Şaka değil. Ben iddia etmiyorum. Aklı başında politikacılar, gerçek ekonomistler söylüyor;

''Artık kötü günler sona erdi'' diyorlar. Ancak ilave ediyorlar; ''Şimdi çok kötü günler başlıyor.''
Yani ne demeye getiriyorlar;
''Bu günleri bile arayabiliriz. Şu anda aldığımız malı yarın aynı fiyata alamayabiliriz.''
Nasıl geldik bu günlere? Damat bakanlarla mı? Gözleri ışıldayan ekonomistlerle mi? Yoksa Nas'larla mı?
Üretim yetersiz, istihdam berbat, dış ticaret açığı rekorlarda, yabancı yatırımcı gelmiyor, sıcak para ve servetlerin satışı ile nereye kadar.
Hatırlayın TÜIK Mayıs enflasyonunu kaç olarak açıklamıştı? Binde 4. Aradan iki ay geçti. Temmuz enflasyonunu yüzde 9.49 olarak açıkladı. Şimdi varın Kasım, Aralık enflasyonunu tahmin edin. Mart seçimlerine kadar Gabar'dan petrol, Karadeniz'den doğalgaz fışkırmayacağına göre, akaryakıt ve doğalgaz, dolayısıyla elektrik fiyatlarını düşünmek bile istemezsiniz. Sonbahar ve kış aylarında gıda arzının da düşeceğini varsayarsak mutfak yangınları kim bilir nerelere yayılacak? Beslenmenin, güncel yaşamı sürdürebilmenin sorun olarak karşımıza çıkmayacağına nasıl garanti verebilirsiniz? Enflasyonu düşüreceğiz iddiasındaki Merkez Bankası bile, Mayıs 2024 tarihindeki oranı yüzde 70 olarak veriyor.

Dört kişilik bir ailenin yoksulluk sınırı 33 bin 750 lira. Açlık sınırı 10 bin 360 lira. Asgari ücretli, 7 bin 500 lira maaşlı emekli ne yiyecek, ne içecek? Son üç ayda zeytinyağı fiyatları yüzde 136, peynir yüzde 37, et yüzde 40 artmış. Gelecek 6 ayda ücretli kesimlerin yoksullaşma sürecinin hızlanmayacağını söylemek için kahin olmaya gerek yok. Ev kiralarına bakıyorsunuz; saçma-sapan rakamlar konuşuluyor. Ev-sahibi kiracı kavgaları cinayetlere kadar varıyor.

***

Sıkıntı yalnızca ekonomik değil. Hukukun üstünlüğünde, laiklikte, özgürlüklerin sağlanmasında, sosyal yaşamın düzenlenmesinde de sıkıntıların artacağı işaretini vermekte iktidar.

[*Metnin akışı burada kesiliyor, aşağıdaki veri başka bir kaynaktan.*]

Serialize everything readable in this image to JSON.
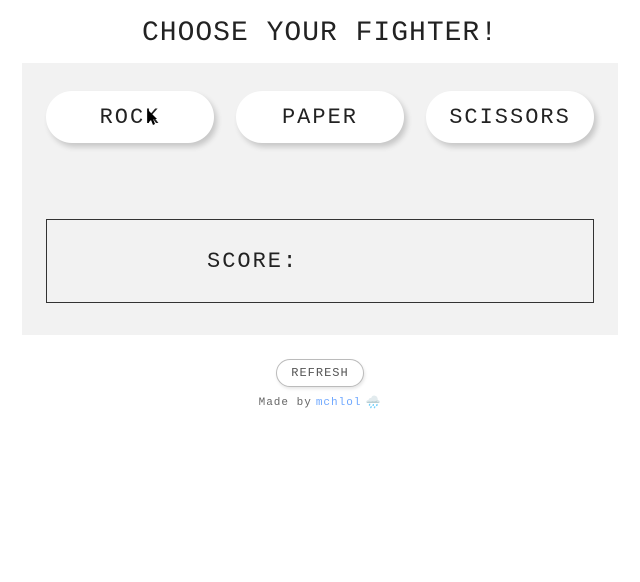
{
  "title": "CHOOSE YOUR FIGHTER!",
  "choices": {
    "rock": "ROCK",
    "paper": "PAPER",
    "scissors": "SCISSORS"
  },
  "score": {
    "label": "SCORE:",
    "value": ""
  },
  "footer": {
    "refresh": "REFRESH",
    "made_by": "Made by",
    "author": "mchlol",
    "icon_glyph": "🌧️"
  }
}
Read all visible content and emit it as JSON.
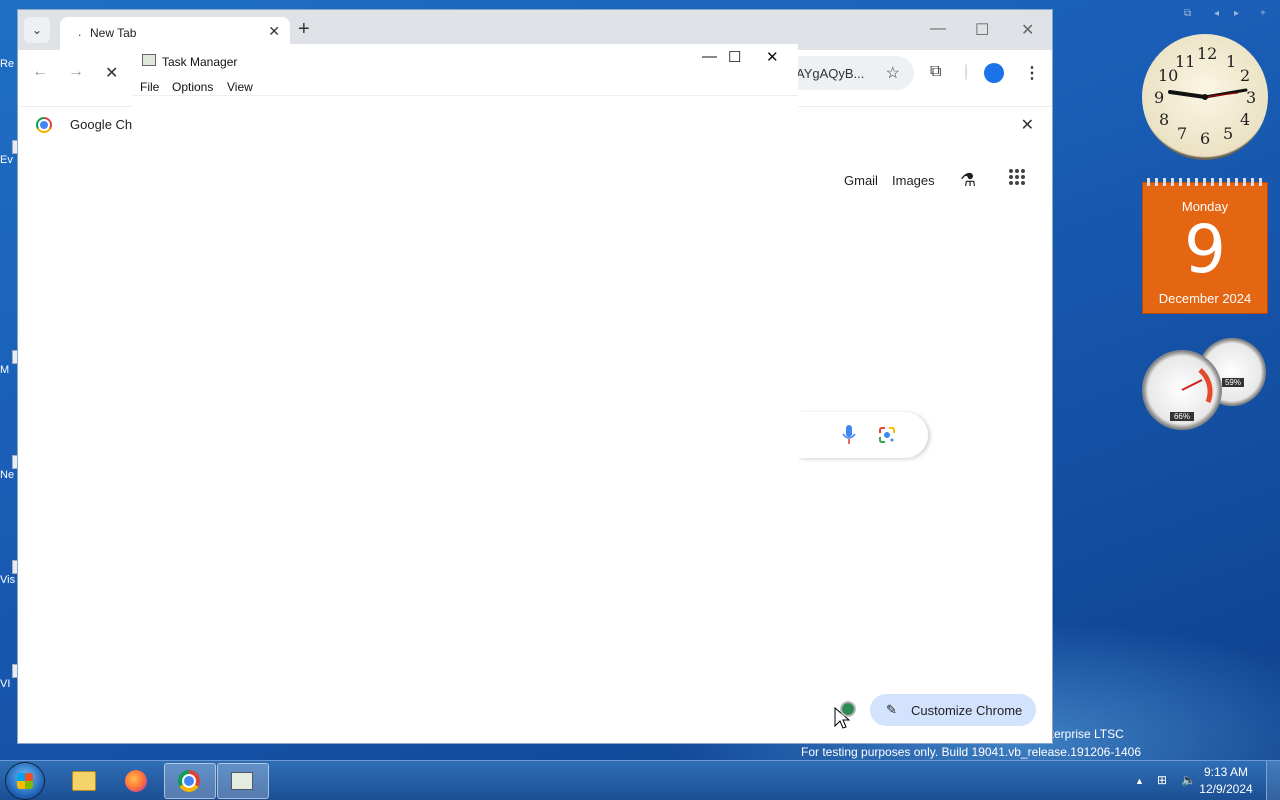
{
  "browser": {
    "tab_title": "New Tab",
    "tab_dot": ".",
    "tab_close": "✕",
    "new_tab": "+",
    "tab_search": "⌄",
    "window_controls": {
      "minimize": "—",
      "maximize": "☐",
      "close": "✕"
    },
    "toolbar": {
      "back": "←",
      "forward": "→",
      "stop": "✕",
      "url_fragment": "AYgAQyB...",
      "bookmark_star": "☆",
      "extensions": "⧉",
      "menu": "⋮"
    },
    "banner": {
      "text": "Google Ch",
      "close": "✕"
    },
    "google_nav": {
      "gmail": "Gmail",
      "images": "Images",
      "labs": "⚗",
      "apps": "⋮⋮⋮"
    },
    "customize_label": "Customize Chrome",
    "customize_icon": "✎"
  },
  "task_manager": {
    "title": "Task Manager",
    "controls": {
      "minimize": "—",
      "maximize": "☐",
      "close": "✕"
    },
    "menu": [
      "File",
      "Options",
      "View"
    ]
  },
  "gadgets": {
    "clock_numbers": [
      "12",
      "1",
      "2",
      "3",
      "4",
      "5",
      "6",
      "7",
      "8",
      "9",
      "10",
      "11"
    ],
    "calendar": {
      "weekday": "Monday",
      "day": "9",
      "month_year": "December 2024"
    },
    "cpu_percent": "66%",
    "mem_percent": "59%"
  },
  "watermark": {
    "line1": "nterprise LTSC",
    "line2": "For testing purposes only. Build 19041.vb_release.191206-1406"
  },
  "desktop_icon_labels": [
    "Re",
    "Ev",
    "M",
    "Ne",
    "Vis",
    "VI"
  ],
  "taskbar": {
    "time": "9:13 AM",
    "date": "12/9/2024",
    "tray_arrow": "▲",
    "network": "⊞",
    "volume": "🔈"
  }
}
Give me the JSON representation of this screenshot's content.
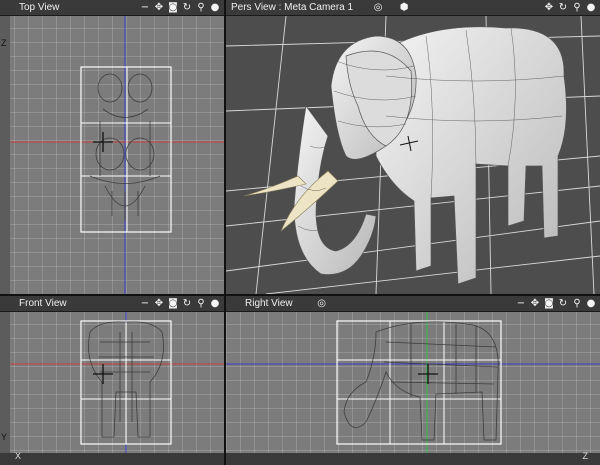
{
  "views": {
    "top": {
      "title": "Top View"
    },
    "pers": {
      "title": "Pers View : Meta Camera 1"
    },
    "front": {
      "title": "Front View"
    },
    "right": {
      "title": "Right View"
    }
  },
  "icons": {
    "minus": "−",
    "move": "✥",
    "camera": "◙",
    "rotate": "↻",
    "zoom": "⚲",
    "sphere": "●",
    "target": "◎",
    "cube": "⬢"
  },
  "axes": {
    "z_top": "Z",
    "y_front": "Y",
    "x_bottom": "X",
    "z_bottom": "Z"
  }
}
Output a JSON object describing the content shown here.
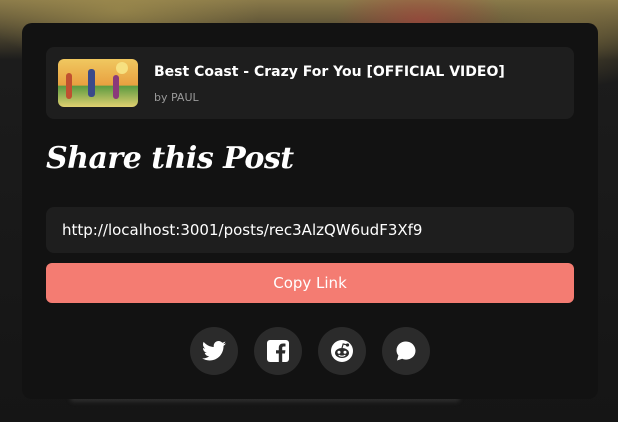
{
  "video": {
    "title": "Best Coast - Crazy For You [OFFICIAL VIDEO]",
    "author": "by PAUL"
  },
  "heading": "Share this Post",
  "share_link": {
    "value": "http://localhost:3001/posts/rec3AlzQW6udF3Xf9"
  },
  "copy_button": {
    "label": "Copy Link",
    "color": "#f47c72"
  },
  "share_buttons": [
    {
      "icon": "twitter-icon"
    },
    {
      "icon": "facebook-icon"
    },
    {
      "icon": "reddit-icon"
    },
    {
      "icon": "chat-bubble-icon"
    }
  ]
}
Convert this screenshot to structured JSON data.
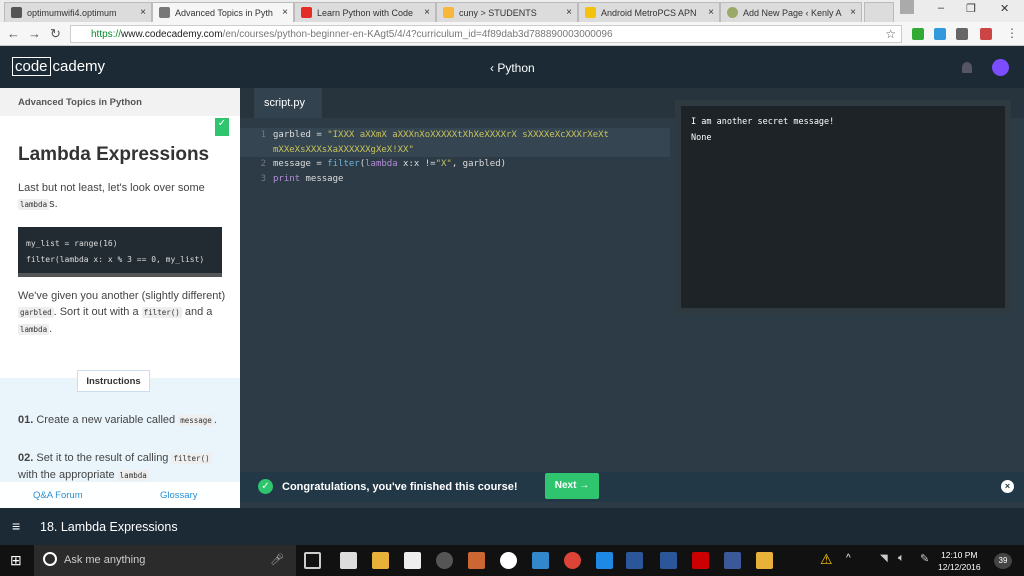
{
  "browser": {
    "tabs": [
      {
        "label": "optimumwifi4.optimum",
        "color": "#555"
      },
      {
        "label": "Advanced Topics in Pyth",
        "color": "#777",
        "active": true
      },
      {
        "label": "Learn Python with Code",
        "color": "#e52d27"
      },
      {
        "label": "cuny > STUDENTS",
        "color": "#f6b73c"
      },
      {
        "label": "Android MetroPCS APN",
        "color": "#f4c20d"
      },
      {
        "label": "Add New Page ‹ Kenly A",
        "color": "#9a6"
      }
    ],
    "url_scheme": "https://",
    "url_host": "www.codecademy.com",
    "url_path": "/en/courses/python-beginner-en-KAgt5/4/4?curriculum_id=4f89dab3d788890003000096"
  },
  "header": {
    "logo_code": "code",
    "logo_rest": "cademy",
    "breadcrumb": "‹ Python"
  },
  "lesson": {
    "section": "Advanced Topics in Python",
    "title": "Lambda Expressions",
    "intro_a": "Last but not least, let's look over some ",
    "intro_code": "lambda",
    "intro_b": "s.",
    "snippet_line1": "my_list = range(16)",
    "snippet_line2": "filter(lambda x: x % 3 == 0, my_list)",
    "body_a": "We've given you another (slightly different) ",
    "body_code1": "garbled",
    "body_b": ". Sort it out with a ",
    "body_code2": "filter()",
    "body_c": " and a ",
    "body_code3": "lambda",
    "body_d": ".",
    "instructions_label": "Instructions",
    "step1_num": "01.",
    "step1_text": " Create a new variable called ",
    "step1_code": "message",
    "step1_end": ".",
    "step2_num": "02.",
    "step2_text": " Set it to the result of calling ",
    "step2_code1": "filter()",
    "step2_text2": " with the appropriate ",
    "step2_code2": "lambda",
    "qa_forum": "Q&A Forum",
    "glossary": "Glossary"
  },
  "editor": {
    "file_tab": "script.py",
    "lines": [
      "1",
      "2",
      "3"
    ],
    "code_line1a": "garbled = ",
    "code_line1b": "\"IXXX aXXmX aXXXnXoXXXXXtXhXeXXXXrX sXXXXeXcXXXrXeXt",
    "code_line1c": "mXXeXsXXXsXaXXXXXXgXeX!XX\"",
    "code_line2a": "message = ",
    "code_line2b": "filter",
    "code_line2c": "(",
    "code_line2d": "lambda",
    "code_line2e": " x:x !=",
    "code_line2f": "\"X\"",
    "code_line2g": ", garbled)",
    "code_line3a": "print",
    "code_line3b": " message",
    "output": "I am another secret message!\nNone"
  },
  "banner": {
    "message": "Congratulations, you've finished this course!",
    "next": "Next →"
  },
  "bottom_bar": {
    "lesson": "18. Lambda Expressions"
  },
  "taskbar": {
    "search_placeholder": "Ask me anything",
    "time": "12:10 PM",
    "date": "12/12/2016",
    "notifications": "39"
  },
  "colors": {
    "brand_dark": "#1c2a35",
    "success": "#2ec56e",
    "link": "#2a8fd0"
  }
}
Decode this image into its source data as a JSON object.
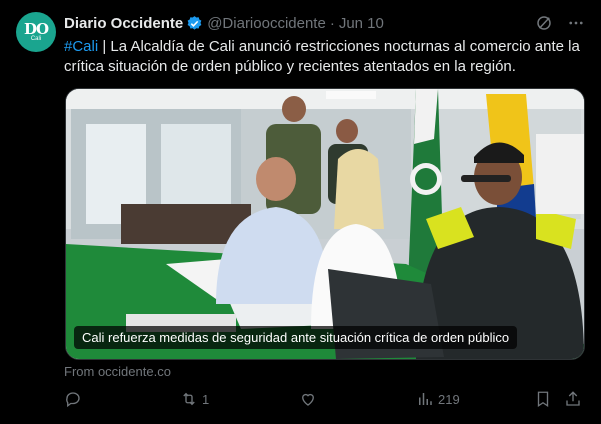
{
  "avatar": {
    "monogram": "DO",
    "city": "Cali"
  },
  "author": {
    "name": "Diario Occidente",
    "handle": "@Diariooccidente",
    "separator": "·",
    "date": "Jun 10"
  },
  "tweet": {
    "hashtag": "#Cali",
    "body": " | La Alcaldía de Cali anunció restricciones nocturnas al comercio ante la crítica situación de orden público y recientes atentados en la región."
  },
  "media": {
    "caption": "Cali refuerza medidas de seguridad ante situación crítica de orden público"
  },
  "source": "From occidente.co",
  "actions": {
    "reply_count": "",
    "retweet_count": "1",
    "like_count": "",
    "views_count": "219"
  },
  "colors": {
    "accent": "#1d9bf0",
    "muted": "#71767b",
    "avatar_bg": "#1aa58f"
  },
  "icons": [
    "verified-badge-icon",
    "grok-icon",
    "more-icon",
    "reply-icon",
    "retweet-icon",
    "like-icon",
    "views-icon",
    "bookmark-icon",
    "share-icon"
  ]
}
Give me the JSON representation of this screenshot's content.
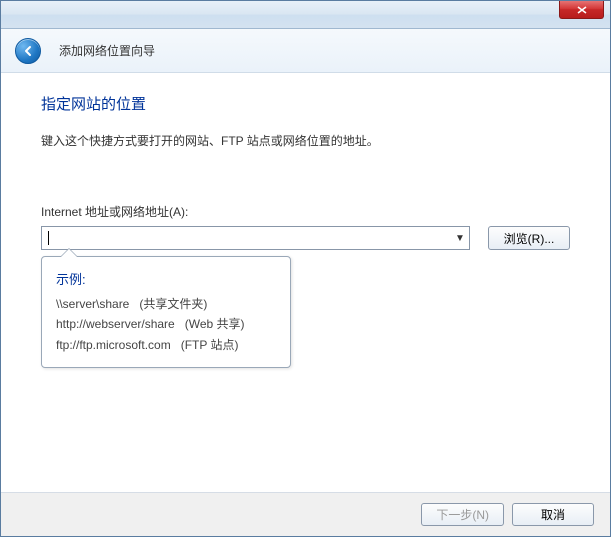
{
  "header": {
    "wizard_title": "添加网络位置向导"
  },
  "page": {
    "heading": "指定网站的位置",
    "instruction": "键入这个快捷方式要打开的网站、FTP 站点或网络位置的地址。"
  },
  "field": {
    "label": "Internet 地址或网络地址(A):",
    "value": "",
    "browse_label": "浏览(R)..."
  },
  "tooltip": {
    "title": "示例:",
    "examples": [
      {
        "addr": "\\\\server\\share",
        "desc": "(共享文件夹)"
      },
      {
        "addr": "http://webserver/share",
        "desc": "(Web 共享)"
      },
      {
        "addr": "ftp://ftp.microsoft.com",
        "desc": "(FTP 站点)"
      }
    ]
  },
  "footer": {
    "next_label": "下一步(N)",
    "cancel_label": "取消"
  }
}
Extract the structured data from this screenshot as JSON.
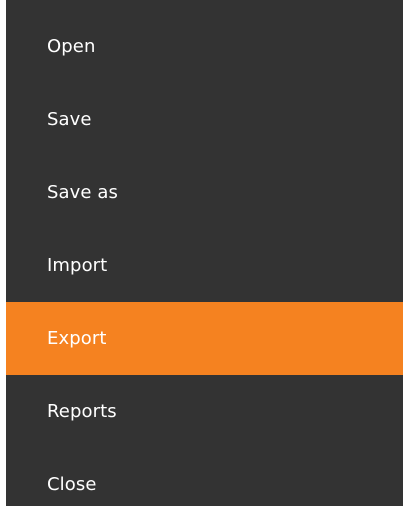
{
  "menu": {
    "background_color": "#333333",
    "accent_color": "#f58220",
    "text_color": "#ffffff",
    "items": [
      {
        "label": "Open",
        "active": false
      },
      {
        "label": "Save",
        "active": false
      },
      {
        "label": "Save as",
        "active": false
      },
      {
        "label": "Import",
        "active": false
      },
      {
        "label": "Export",
        "active": true
      },
      {
        "label": "Reports",
        "active": false
      },
      {
        "label": "Close",
        "active": false
      }
    ]
  }
}
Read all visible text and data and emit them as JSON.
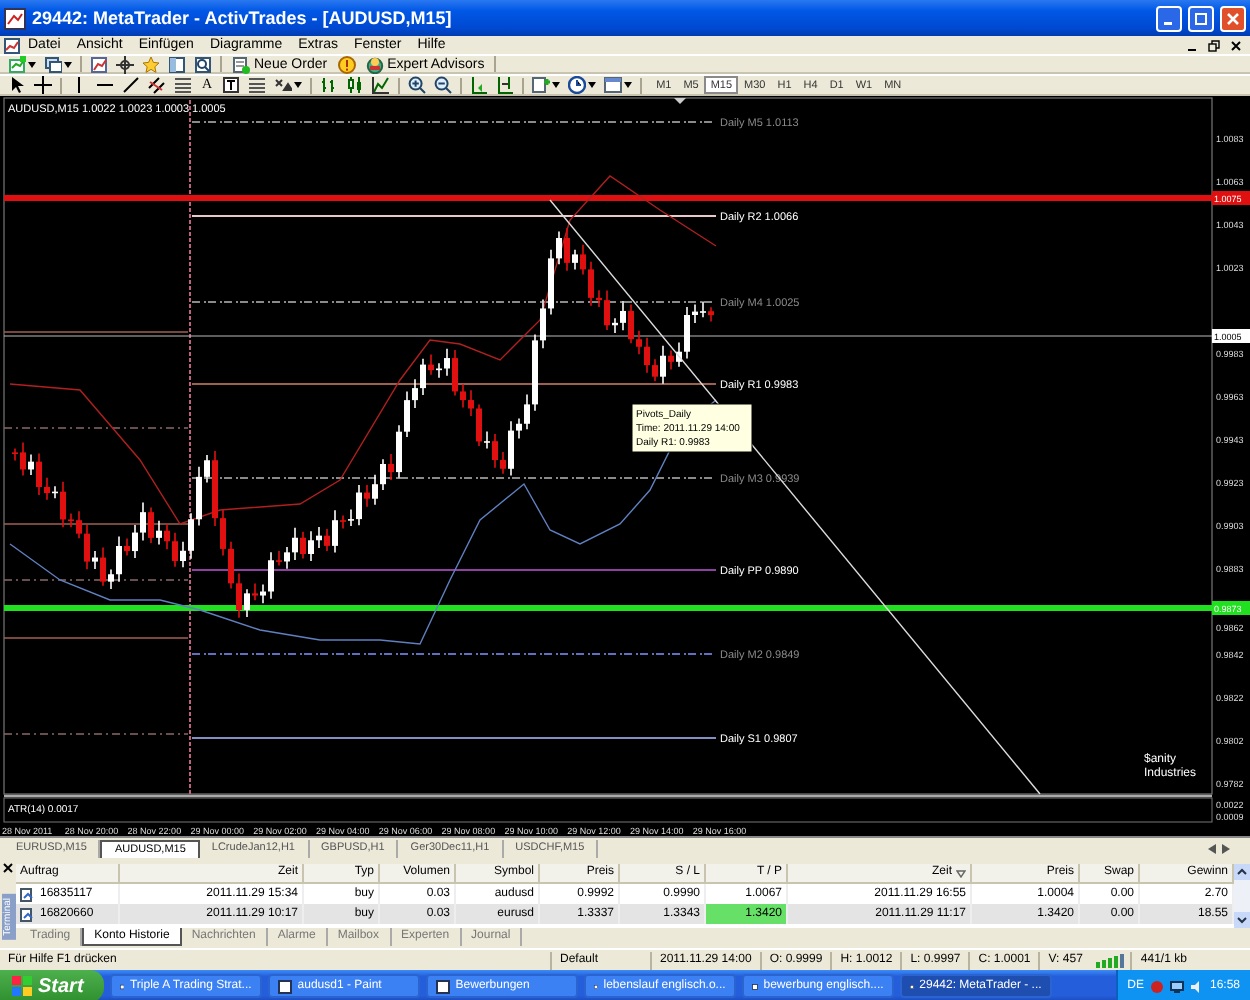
{
  "window": {
    "title": "29442: MetaTrader - ActivTrades - [AUDUSD,M15]"
  },
  "menu": [
    "Datei",
    "Ansicht",
    "Einfügen",
    "Diagramme",
    "Extras",
    "Fenster",
    "Hilfe"
  ],
  "toolbar": {
    "order_button": "Neue Order",
    "expert_button": "Expert Advisors",
    "text_tool": "A",
    "timeframes": [
      {
        "label": "M1",
        "selected": false
      },
      {
        "label": "M5",
        "selected": false
      },
      {
        "label": "M15",
        "selected": true
      },
      {
        "label": "M30",
        "selected": false
      },
      {
        "label": "H1",
        "selected": false
      },
      {
        "label": "H4",
        "selected": false
      },
      {
        "label": "D1",
        "selected": false
      },
      {
        "label": "W1",
        "selected": false
      },
      {
        "label": "MN",
        "selected": false
      }
    ]
  },
  "chart": {
    "header": "AUDUSD,M15 1.0022 1.0023 1.0003 1.0005",
    "price_axis": [
      "1.0083",
      "1.0063",
      "1.0043",
      "1.0023",
      "0.9983",
      "0.9963",
      "0.9943",
      "0.9923",
      "0.9903",
      "0.9883",
      "0.9862",
      "0.9842",
      "0.9822",
      "0.9802",
      "0.9782"
    ],
    "price_markers": [
      {
        "label": "1.0075",
        "color": "#e01010"
      },
      {
        "label": "1.0005",
        "color": "#ffffff"
      },
      {
        "label": "0.9873",
        "color": "#20e020"
      }
    ],
    "pivots": [
      {
        "label": "Daily M5 1.0113",
        "kind": "mid",
        "color": "#8a8a8a"
      },
      {
        "label": "Daily R2 1.0066",
        "kind": "main",
        "color": "#e8c8c8"
      },
      {
        "label": "Daily M4 1.0025",
        "kind": "mid",
        "color": "#8a8a8a"
      },
      {
        "label": "Daily R1 0.9983",
        "kind": "main",
        "color": "#a06050"
      },
      {
        "label": "Daily M3 0.9939",
        "kind": "mid",
        "color": "#8a8a8a"
      },
      {
        "label": "Daily PP 0.9890",
        "kind": "main",
        "color": "#9040a0"
      },
      {
        "label": "Daily M2 0.9849",
        "kind": "mid",
        "color": "#6070c0"
      },
      {
        "label": "Daily S1 0.9807",
        "kind": "main",
        "color": "#8090c0"
      }
    ],
    "tooltip": [
      "Pivots_Daily",
      "Time: 2011.11.29 14:00",
      "Daily R1: 0.9983"
    ],
    "logo": [
      "$anity",
      "Industries"
    ],
    "indicator": {
      "label": "ATR(14) 0.0017",
      "axis": [
        "0.0022",
        "0.0009"
      ]
    },
    "time_axis": [
      "28 Nov 2011",
      "28 Nov 20:00",
      "28 Nov 22:00",
      "29 Nov 00:00",
      "29 Nov 02:00",
      "29 Nov 04:00",
      "29 Nov 06:00",
      "29 Nov 08:00",
      "29 Nov 10:00",
      "29 Nov 12:00",
      "29 Nov 14:00",
      "29 Nov 16:00"
    ]
  },
  "chart_tabs": [
    {
      "label": "EURUSD,M15",
      "selected": false
    },
    {
      "label": "AUDUSD,M15",
      "selected": true
    },
    {
      "label": "LCrudeJan12,H1",
      "selected": false
    },
    {
      "label": "GBPUSD,H1",
      "selected": false
    },
    {
      "label": "Ger30Dec11,H1",
      "selected": false
    },
    {
      "label": "USDCHF,M15",
      "selected": false
    }
  ],
  "terminal": {
    "side_label": "Terminal",
    "columns": [
      "Auftrag",
      "Zeit",
      "Typ",
      "Volumen",
      "Symbol",
      "Preis",
      "S / L",
      "T / P",
      "Zeit",
      "Preis",
      "Swap",
      "Gewinn"
    ],
    "rows": [
      {
        "cells": [
          "16835117",
          "2011.11.29 15:34",
          "buy",
          "0.03",
          "audusd",
          "0.9992",
          "0.9990",
          "1.0067",
          "2011.11.29 16:55",
          "1.0004",
          "0.00",
          "2.70"
        ],
        "selected": false,
        "tp_highlight": false
      },
      {
        "cells": [
          "16820660",
          "2011.11.29 10:17",
          "buy",
          "0.03",
          "eurusd",
          "1.3337",
          "1.3343",
          "1.3420",
          "2011.11.29 11:17",
          "1.3420",
          "0.00",
          "18.55"
        ],
        "selected": true,
        "tp_highlight": true
      }
    ],
    "tabs": [
      {
        "label": "Trading",
        "selected": false
      },
      {
        "label": "Konto Historie",
        "selected": true
      },
      {
        "label": "Nachrichten",
        "selected": false
      },
      {
        "label": "Alarme",
        "selected": false
      },
      {
        "label": "Mailbox",
        "selected": false
      },
      {
        "label": "Experten",
        "selected": false
      },
      {
        "label": "Journal",
        "selected": false
      }
    ]
  },
  "status_bar": {
    "help": "Für Hilfe F1 drücken",
    "profile": "Default",
    "time": "2011.11.29 14:00",
    "open": "O: 0.9999",
    "high": "H: 1.0012",
    "low": "L: 0.9997",
    "close": "C: 1.0001",
    "volume": "V: 457",
    "traffic": "441/1 kb"
  },
  "taskbar": {
    "start": "Start",
    "tasks": [
      {
        "label": "Triple A Trading Strat...",
        "selected": false
      },
      {
        "label": "audusd1 - Paint",
        "selected": false
      },
      {
        "label": "Bewerbungen",
        "selected": false
      },
      {
        "label": "lebenslauf englisch.o...",
        "selected": false
      },
      {
        "label": "bewerbung englisch....",
        "selected": false
      },
      {
        "label": "29442: MetaTrader - ...",
        "selected": true
      }
    ],
    "language": "DE",
    "clock": "16:58"
  }
}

Bakıyorsunuz katiller, uyuşturucu tüccarları, ırz düşmanları, hırsızlar cezaevlerinden salınırken, gazeteciler bir bir hapsediliyor. Önce Merdan Yanardağ, şimdi Barış Pehlivan... Gözdağı veriyorlar. Ne kadar muhalif gazeteci varsa yerel seçimlere kadar susturmak istiyorlar. RTÜK , ‘Demokles'in Kılıcı’ gibi. Tele-1'in ekranına bakın. Kapkara... Umarız ülkemizin geleceği böyle olmayacak.

Yerel seçimler yaklaştıkça muhalif belediyelere yapılan baskıların da arttığını görüyoruz. Başkanlarının eli-kolu bağlanan bu şehirlerde yaşayan vatandaşların belediyelerden şikayet etmesi amaçlanmakta.

Yurtdışından akın-akın ne idüğü belirsiz insanlar şehirlerimizi doldururken, 'Giderlerse gitsinler' denilen 15 bin doktorun Almanya'da görev yaptığı açıklandı. Bu nitelikli göçü önümüzdeki dönemde nasıl durduracaksınız?

Karanlık tablo bitmiyor. Her gün yeni bir Akbelen yaşıyoruz. Kadın cinayetleri dört nala sürmekte. Cuma gününün iş günü olmasına göz diken yobazlar ve daha niceleri...
Bu güzel ülke dünya mutluluk sıralamasında 146 ülke arasında 2022’de 18 basamak gerileyerek 112. sıraya düşmüş. Ekonomik refah, insanların kendilerini güvende hissetmeleri, kurumlara güven, sosyal eşitsizlikler, kadınların toplumdaki konumları bizi 112. sıraya düşürmüş. Umarız son sıradaki Afganistan'ın yerini almayız.